3502 - Yine Ebu Davud'da
Ebu Sa'id radiyallahu anh'tan kaydedilen bir rivayette denir ki:
"Resulullah aleyhissalatu vesselam bir koyunu beceriksizce yuzmekte olan
bir koleye ugramisti. Ona:
"Cekil de sana
gostereyim!" dedi. Derhal elini deri ile et arasina soktu. Elini, butun
kolu koltuga kadar derinin altinda kalacak sekilde ilerletti. Sonra gidip
abdest almadi halka namaz kildirdi.."
Bir rivayette, "Yani
suya degmedi" ziyadesi vardir.
Ebu Davud, Taharet 73,
(185).
DERILER
3503 - Mersed Ibnu Abdillah
el-Yezni anlatiyor: "Ibnu Ya'le es-Seba'i'nin uzerinde bir kurk gordum ve
elimle dokundum. Bana:
"Kurke niye elini
degdin?'' dedi. Ben bu hususta Ibnu Abbas radiyallahu anhuma'ya sordum ve dedim
ki: "Biz Magrib'te yasiyoruz. Bizimle birlikte Berberiler ve Mecusiler de
var. Onlar bize kestikleri koyunu getiriyorlar. Kestiklerini yemiyoruz. Bize,
icerisine ic yagi konmus deriden mamul dagarcik getiriyorlar (bunu kabul edelim
mi)?" Ibnu Abbas cevaben dedi ki:
"Bundan biz de
Resulullah aleyhissalatu vesselam'a sormustuk:
"Derinin debbaglanmasi
onun temizligidir'' buyurdular.''
Muslim, Hayz 106, (366); Muvatta,
Sayd 17, (2, 498); Ebu Davud, Libas 41, (4123); Tirmizi, Libas 7, (1723);
Nesai, Fera' ve'l-Atire 9, (7, 173).
Nesai'nin bir rivayetinde
soyle gelmistir: "Onlarin, icerisinde sut ve su bulunan kirbalari (deriden
mamul su kaplari) var...'' gerisi yukaridaki gibi.
3504 - Ibnu Abbas
radiyallahu anhuma anlatiyor: "Resulullah aleyhissalatu vesselam, olmus
(ve terdekilmis) bir koyuna rastlamisti.
"Bunun derisinden
faydalanmiyor musunuz?'' buyurdular. Oradakiler:
"Ama bu meytedir
(lesdir, istifadesi caiz degildir)'' dediler. Aleyhissalatu vesselam:
"Meytenin yenmesi
haramdir!'' buyurdular.''
Bir baska rivayette:
"Bunun derisini alip, debbaglayarak istifade etmiyor musunuz?'' demistir.
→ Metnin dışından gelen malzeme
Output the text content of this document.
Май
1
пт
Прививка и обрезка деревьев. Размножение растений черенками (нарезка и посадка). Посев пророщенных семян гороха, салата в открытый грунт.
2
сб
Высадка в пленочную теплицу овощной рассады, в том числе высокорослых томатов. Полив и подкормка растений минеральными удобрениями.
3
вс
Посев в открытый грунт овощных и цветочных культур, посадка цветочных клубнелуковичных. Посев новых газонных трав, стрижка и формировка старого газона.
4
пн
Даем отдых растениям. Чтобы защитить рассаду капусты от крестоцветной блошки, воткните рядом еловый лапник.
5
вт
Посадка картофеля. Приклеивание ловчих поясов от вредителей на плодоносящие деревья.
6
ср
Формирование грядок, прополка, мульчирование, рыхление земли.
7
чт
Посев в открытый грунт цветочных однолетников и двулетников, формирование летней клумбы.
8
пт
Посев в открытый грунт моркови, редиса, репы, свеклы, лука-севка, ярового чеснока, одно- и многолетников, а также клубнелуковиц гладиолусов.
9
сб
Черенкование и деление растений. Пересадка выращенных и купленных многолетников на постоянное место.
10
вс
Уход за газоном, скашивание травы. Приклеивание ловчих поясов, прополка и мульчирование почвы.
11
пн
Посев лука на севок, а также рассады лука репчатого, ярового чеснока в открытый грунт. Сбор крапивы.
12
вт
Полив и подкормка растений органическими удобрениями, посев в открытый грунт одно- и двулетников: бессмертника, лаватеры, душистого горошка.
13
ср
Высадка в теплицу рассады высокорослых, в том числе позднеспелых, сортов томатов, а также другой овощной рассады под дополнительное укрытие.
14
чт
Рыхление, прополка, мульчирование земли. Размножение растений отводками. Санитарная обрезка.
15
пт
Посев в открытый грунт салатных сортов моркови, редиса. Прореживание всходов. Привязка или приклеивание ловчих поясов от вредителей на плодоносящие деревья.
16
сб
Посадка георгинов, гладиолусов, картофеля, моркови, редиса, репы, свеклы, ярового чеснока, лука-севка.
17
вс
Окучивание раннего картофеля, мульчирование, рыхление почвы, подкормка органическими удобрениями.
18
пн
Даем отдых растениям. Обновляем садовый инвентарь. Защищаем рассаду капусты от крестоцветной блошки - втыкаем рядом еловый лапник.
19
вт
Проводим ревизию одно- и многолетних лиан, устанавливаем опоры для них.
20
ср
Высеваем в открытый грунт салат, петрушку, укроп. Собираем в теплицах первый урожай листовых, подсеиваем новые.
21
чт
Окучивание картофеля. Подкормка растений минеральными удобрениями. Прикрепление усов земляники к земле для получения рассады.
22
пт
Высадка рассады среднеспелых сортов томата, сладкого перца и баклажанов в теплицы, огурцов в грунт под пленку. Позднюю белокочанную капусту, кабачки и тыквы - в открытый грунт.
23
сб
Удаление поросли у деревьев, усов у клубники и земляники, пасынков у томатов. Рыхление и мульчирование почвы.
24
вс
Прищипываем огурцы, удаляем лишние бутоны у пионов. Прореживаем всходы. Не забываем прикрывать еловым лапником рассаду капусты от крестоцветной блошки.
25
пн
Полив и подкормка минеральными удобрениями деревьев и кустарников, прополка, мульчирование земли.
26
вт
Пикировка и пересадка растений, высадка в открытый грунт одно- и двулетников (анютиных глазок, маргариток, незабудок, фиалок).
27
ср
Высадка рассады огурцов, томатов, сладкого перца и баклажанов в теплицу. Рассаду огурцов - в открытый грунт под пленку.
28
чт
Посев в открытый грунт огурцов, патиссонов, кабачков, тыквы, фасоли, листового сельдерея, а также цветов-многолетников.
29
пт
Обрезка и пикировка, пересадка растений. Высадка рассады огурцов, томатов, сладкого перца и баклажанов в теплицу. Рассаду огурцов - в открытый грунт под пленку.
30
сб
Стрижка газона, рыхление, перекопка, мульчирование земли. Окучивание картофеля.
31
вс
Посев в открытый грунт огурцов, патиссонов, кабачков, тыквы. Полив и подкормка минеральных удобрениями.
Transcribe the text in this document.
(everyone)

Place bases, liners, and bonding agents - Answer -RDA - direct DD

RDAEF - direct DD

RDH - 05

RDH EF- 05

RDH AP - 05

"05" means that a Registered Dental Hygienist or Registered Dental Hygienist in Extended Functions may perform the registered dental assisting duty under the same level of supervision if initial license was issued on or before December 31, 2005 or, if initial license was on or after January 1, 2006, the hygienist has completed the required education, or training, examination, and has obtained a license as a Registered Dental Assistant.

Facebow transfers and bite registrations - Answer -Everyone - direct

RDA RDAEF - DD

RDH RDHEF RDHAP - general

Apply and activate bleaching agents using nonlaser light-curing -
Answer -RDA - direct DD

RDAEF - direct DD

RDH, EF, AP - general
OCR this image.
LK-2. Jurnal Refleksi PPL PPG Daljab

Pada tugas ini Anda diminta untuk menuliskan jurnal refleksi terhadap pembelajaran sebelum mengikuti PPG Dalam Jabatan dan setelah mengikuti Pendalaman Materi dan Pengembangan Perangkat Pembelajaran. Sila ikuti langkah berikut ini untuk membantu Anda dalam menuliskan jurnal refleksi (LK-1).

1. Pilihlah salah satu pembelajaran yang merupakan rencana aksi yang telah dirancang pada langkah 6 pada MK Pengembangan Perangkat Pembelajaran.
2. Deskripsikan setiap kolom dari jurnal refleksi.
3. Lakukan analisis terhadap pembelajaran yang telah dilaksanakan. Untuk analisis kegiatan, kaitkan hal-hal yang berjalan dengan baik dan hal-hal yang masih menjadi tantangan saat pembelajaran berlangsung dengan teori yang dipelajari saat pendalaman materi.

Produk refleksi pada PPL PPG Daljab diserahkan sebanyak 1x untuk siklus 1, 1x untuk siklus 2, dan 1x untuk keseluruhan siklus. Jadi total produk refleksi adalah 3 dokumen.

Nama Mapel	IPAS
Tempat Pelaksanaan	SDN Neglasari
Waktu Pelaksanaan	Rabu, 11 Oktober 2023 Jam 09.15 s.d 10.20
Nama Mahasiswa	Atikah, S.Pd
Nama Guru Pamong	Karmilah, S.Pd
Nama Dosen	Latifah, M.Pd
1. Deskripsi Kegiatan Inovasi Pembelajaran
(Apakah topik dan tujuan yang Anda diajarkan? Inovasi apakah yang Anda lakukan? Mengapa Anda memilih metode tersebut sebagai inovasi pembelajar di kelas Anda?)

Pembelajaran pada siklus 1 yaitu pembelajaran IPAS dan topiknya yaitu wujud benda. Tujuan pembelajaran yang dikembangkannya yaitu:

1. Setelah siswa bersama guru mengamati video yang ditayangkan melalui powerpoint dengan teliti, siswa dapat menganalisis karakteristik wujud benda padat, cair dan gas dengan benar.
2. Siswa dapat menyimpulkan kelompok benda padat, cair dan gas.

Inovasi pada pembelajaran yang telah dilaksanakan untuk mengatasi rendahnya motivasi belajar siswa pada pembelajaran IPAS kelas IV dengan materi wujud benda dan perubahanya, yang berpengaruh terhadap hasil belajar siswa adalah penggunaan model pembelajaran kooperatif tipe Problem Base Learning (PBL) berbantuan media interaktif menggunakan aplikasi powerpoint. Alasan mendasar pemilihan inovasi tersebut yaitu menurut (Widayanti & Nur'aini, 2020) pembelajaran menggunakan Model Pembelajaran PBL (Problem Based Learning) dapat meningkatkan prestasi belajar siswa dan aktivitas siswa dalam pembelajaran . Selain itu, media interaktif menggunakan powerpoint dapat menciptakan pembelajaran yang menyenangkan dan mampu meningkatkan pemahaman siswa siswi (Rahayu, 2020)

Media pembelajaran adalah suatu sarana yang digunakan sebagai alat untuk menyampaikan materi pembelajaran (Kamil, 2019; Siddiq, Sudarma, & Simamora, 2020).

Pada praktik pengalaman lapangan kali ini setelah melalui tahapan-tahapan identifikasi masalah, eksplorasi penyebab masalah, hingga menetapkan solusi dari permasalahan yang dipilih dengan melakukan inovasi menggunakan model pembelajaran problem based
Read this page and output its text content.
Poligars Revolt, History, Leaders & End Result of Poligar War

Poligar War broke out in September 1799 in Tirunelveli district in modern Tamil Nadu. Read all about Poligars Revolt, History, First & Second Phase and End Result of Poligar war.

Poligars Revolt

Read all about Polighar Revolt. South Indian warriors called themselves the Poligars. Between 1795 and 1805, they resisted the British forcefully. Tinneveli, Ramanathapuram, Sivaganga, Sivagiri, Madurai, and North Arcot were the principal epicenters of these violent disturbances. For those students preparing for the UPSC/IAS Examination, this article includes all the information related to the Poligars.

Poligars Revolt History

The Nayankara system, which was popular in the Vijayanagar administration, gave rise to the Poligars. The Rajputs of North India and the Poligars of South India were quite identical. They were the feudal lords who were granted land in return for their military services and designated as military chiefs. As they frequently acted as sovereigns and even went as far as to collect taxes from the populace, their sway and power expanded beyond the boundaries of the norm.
Buhari, Buyu 101, Zekat 61,
Zebaih 30; Muslim, Hayz 100, 103, 104, (363, 364, 365); Muvatta, Sayd 16, (2,
98); Ebu Davud, Libas 41, (4120, 4121); Tirmizi, Libas 7, (1727); Nesai, Fera'
ve'l-Atire 9, (7, 171, 172).
3505 - Hz. Aise radiyallahu
anha anlatiyor: "Resulullah aleyhissalatu vesselam'a meytenin zekatindan
(kendiliginden olen hayvanin derisinin nasil temiz kilinacagindan) sorulmustu.
"Meytenin zekati
(temiz kilinmasi) onun debbaglanmasidir" diye cevap verdi.''
Muvatta, Sayd 18, (2, 498);
Ebu Davud, Libas 41, (4124); Nesai, Fera' ve'l-Atire 9, (7, 174).
3506 - Sevde Bintu Zeme'a
radiyallahu anha anlatiyor: "Bizim bir koyunumuz oldu. Derisini
debbagladik. Sonra eskiyinceye kadar icerisinde nebiz yaptik."
Buhari, Eyman 21; Nesai,
Fera' ve'I-Atire 9, (7, 173).
3507 - Abdullah Ibnu Useym
radiyallahu anh anlatiyor: "Resulullah aleyhissalatu vesselam, olumunden
bir ay once Cuheyne kabilesine soyle yazdi:
"Meytenin ne deri ne
de sinirinden istifade etmeyin."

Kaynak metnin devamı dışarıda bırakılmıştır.